Jefferies chief market strategist David Zervos believes an upcoming power shift at the Federal Reserve could benefit U.S. equity markets.
Speaking on CNBC’s Power Lunch, Zervos suggested that a reshaped Fed under President Donald Trump may lean toward lower interest rates, supporting risk assets.
With Jerome Powell’s term ending in spring 2025, Zervos noted that Trump could appoint two or more new Fed members. If so, four of seven board seats would be Trump-appointed, potentially aligning monetary policy with a pro-growth strategy.
“A Trump-influenced Fed would likely push for easier policy,” said Zervos. “That’s typically bullish for stocks.”
Zervos compared this scenario to the Greenspan-era policies of the 1990s, where bold rate cuts supported markets.
“The risks Greenspan took eventually paid off,” he said. “A new Fed chair may follow the same playbook.”
Such a move could especially benefit technology stocks and growth sectors, both of which are highly sensitive to rate changes.

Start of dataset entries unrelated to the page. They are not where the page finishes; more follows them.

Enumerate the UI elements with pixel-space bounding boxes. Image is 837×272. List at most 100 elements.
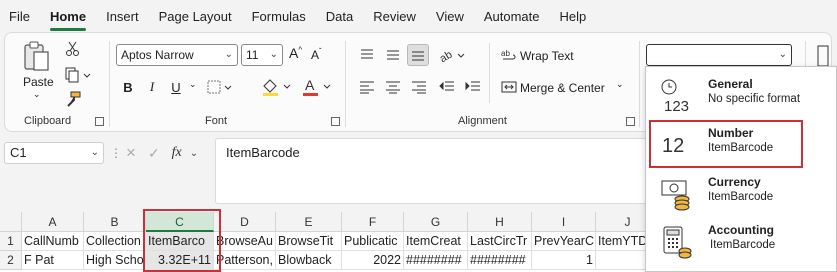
cancel-icon[interactable]: × [126,143,136,163]
align-left-icon[interactable] [357,77,377,97]
font-size-combo[interactable]: 11 ⌄ [241,44,283,66]
underline-button[interactable]: U [165,76,187,98]
cell[interactable]: 1 [532,251,596,270]
cell[interactable]: PrevYearC [532,232,596,251]
cut-icon[interactable] [63,39,83,59]
font-group-label: Font [205,115,228,127]
menu-insert[interactable]: Insert [106,9,139,24]
divider [489,43,490,103]
paste-chevron-icon[interactable]: ⌄ [33,89,41,100]
font-launcher-icon[interactable] [331,117,340,126]
column-header[interactable]: I [532,212,596,232]
menu-home[interactable]: Home [49,9,87,31]
svg-text:ab: ab [438,49,454,63]
wrap-text-icon[interactable]: ab [499,45,519,65]
decrease-indent-icon[interactable] [437,77,457,97]
column-header[interactable]: F [342,212,404,232]
column-header[interactable]: D [214,212,276,232]
align-bottom-icon[interactable] [407,44,429,66]
orientation-icon[interactable]: ab [437,45,467,65]
align-right-icon[interactable] [409,77,429,97]
merge-center-icon[interactable] [499,77,519,97]
format-option-title: Currency [708,175,761,189]
cell[interactable]: 2022 [342,251,404,270]
font-color-icon[interactable]: A [299,75,335,99]
cell[interactable]: BrowseTit [276,232,342,251]
calculator-icon [658,223,694,259]
menu-file[interactable]: File [9,9,30,24]
formula-content: ItemBarcode [226,145,300,160]
excel-window: File Home Insert Page Layout Formulas Da… [0,0,837,272]
cell[interactable]: Collection [84,232,146,251]
paste-icon[interactable] [19,39,55,75]
cell[interactable]: ItemCreat [404,232,468,251]
enter-icon[interactable]: ✓ [148,145,160,162]
align-top-icon[interactable] [357,45,377,65]
merge-center-label[interactable]: Merge & Center [520,81,605,95]
alignment-group-label: Alignment [458,115,507,127]
cell[interactable]: Patterson, [214,251,276,270]
font-name-combo[interactable]: Aptos Narrow ⌄ [116,44,238,66]
align-center-icon[interactable] [383,77,403,97]
column-header[interactable]: B [84,212,146,232]
menu-automate[interactable]: Automate [484,9,540,24]
wrap-text-label[interactable]: Wrap Text [520,49,574,63]
cell[interactable]: Blowback [276,251,342,270]
menu-help[interactable]: Help [560,9,587,24]
format-painter-icon[interactable] [63,89,83,109]
chevron-down-icon: ⌄ [269,49,278,60]
format-option-subtitle: No specific format [708,93,801,105]
cell[interactable]: Publicatic [342,232,404,251]
merge-chevron-icon[interactable]: ⌄ [616,79,624,90]
cell[interactable]: ######## [468,251,532,270]
row-header[interactable]: 1 [0,232,22,251]
cell[interactable]: High Scho [84,251,146,270]
fill-color-icon[interactable] [259,75,295,99]
menu-formulas[interactable]: Formulas [252,9,306,24]
font-name-value: Aptos Narrow [121,48,194,62]
alignment-launcher-icon[interactable] [626,117,635,126]
italic-button[interactable]: I [141,76,163,98]
clipboard-launcher-icon[interactable] [95,117,104,126]
column-header[interactable]: E [276,212,342,232]
format-option-title: Accounting [708,223,774,237]
name-box[interactable]: C1 ⌄ [4,142,104,164]
clock-123-icon: 123 [658,77,694,115]
align-middle-icon[interactable] [383,45,403,65]
cell[interactable]: LastCircTr [468,232,532,251]
insert-function-icon[interactable]: fx [172,145,182,161]
chevron-down-icon[interactable]: ⌄ [190,148,198,159]
format-option-subtitle: ItemBarcode [710,239,776,251]
increase-indent-icon[interactable] [463,77,483,97]
format-option-accounting[interactable]: Accounting ItemBarcode [646,217,836,265]
paste-label[interactable]: Paste [23,75,54,89]
copy-icon[interactable] [63,65,93,85]
menu-review[interactable]: Review [373,9,416,24]
number-format-dropdown: 123 General No specific format 12 Number… [645,66,837,272]
cell[interactable]: F Pat [22,251,84,270]
column-header[interactable]: H [468,212,532,232]
select-all-corner[interactable] [0,212,22,232]
format-option-general[interactable]: 123 General No specific format [646,71,836,119]
cell[interactable]: CallNumb [22,232,84,251]
bold-button[interactable]: B [117,76,139,98]
chevron-down-icon: ⌄ [224,49,233,60]
borders-icon[interactable] [205,77,235,97]
menu-data[interactable]: Data [326,9,353,24]
column-highlight-box [143,209,221,272]
menu-page-layout[interactable]: Page Layout [159,9,232,24]
cell[interactable]: ######## [404,251,468,270]
column-header[interactable]: A [22,212,84,232]
cell[interactable]: BrowseAu [214,232,276,251]
underline-chevron-icon[interactable]: ⌄ [189,79,197,90]
number-format-combo[interactable]: ⌄ [646,44,792,66]
row-header[interactable]: 2 [0,251,22,270]
formula-input[interactable]: ItemBarcode [215,138,647,204]
format-option-currency[interactable]: Currency ItemBarcode [646,169,836,217]
menu-bar: File Home Insert Page Layout Formulas Da… [0,0,837,32]
menu-view[interactable]: View [436,9,464,24]
number-option-highlight-box [649,120,803,168]
decrease-font-icon[interactable]: Aˇ [311,47,322,62]
increase-font-icon[interactable]: A^ [289,45,302,61]
column-header[interactable]: G [404,212,468,232]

Zervos also observed that investor interest in Powell’s speeches is fading. Despite the Fed chair’s recent signal of a potential rate hike, markets showed little reaction.
“The focus has clearly shifted to what Trump might do,” Zervos added.
He said Powell may be gradually losing influence, suggesting that Trump could be quietly sidelining the Fed chair. However, Zervos acknowledged that markets are not yet pricing in any specific successor and view potential appointees as unknowns for now.
While uncertainty remains over who will lead the Fed next, Zervos emphasized that the broader expectation of easier policy under Trump could already be creating a more favorable climate for equities.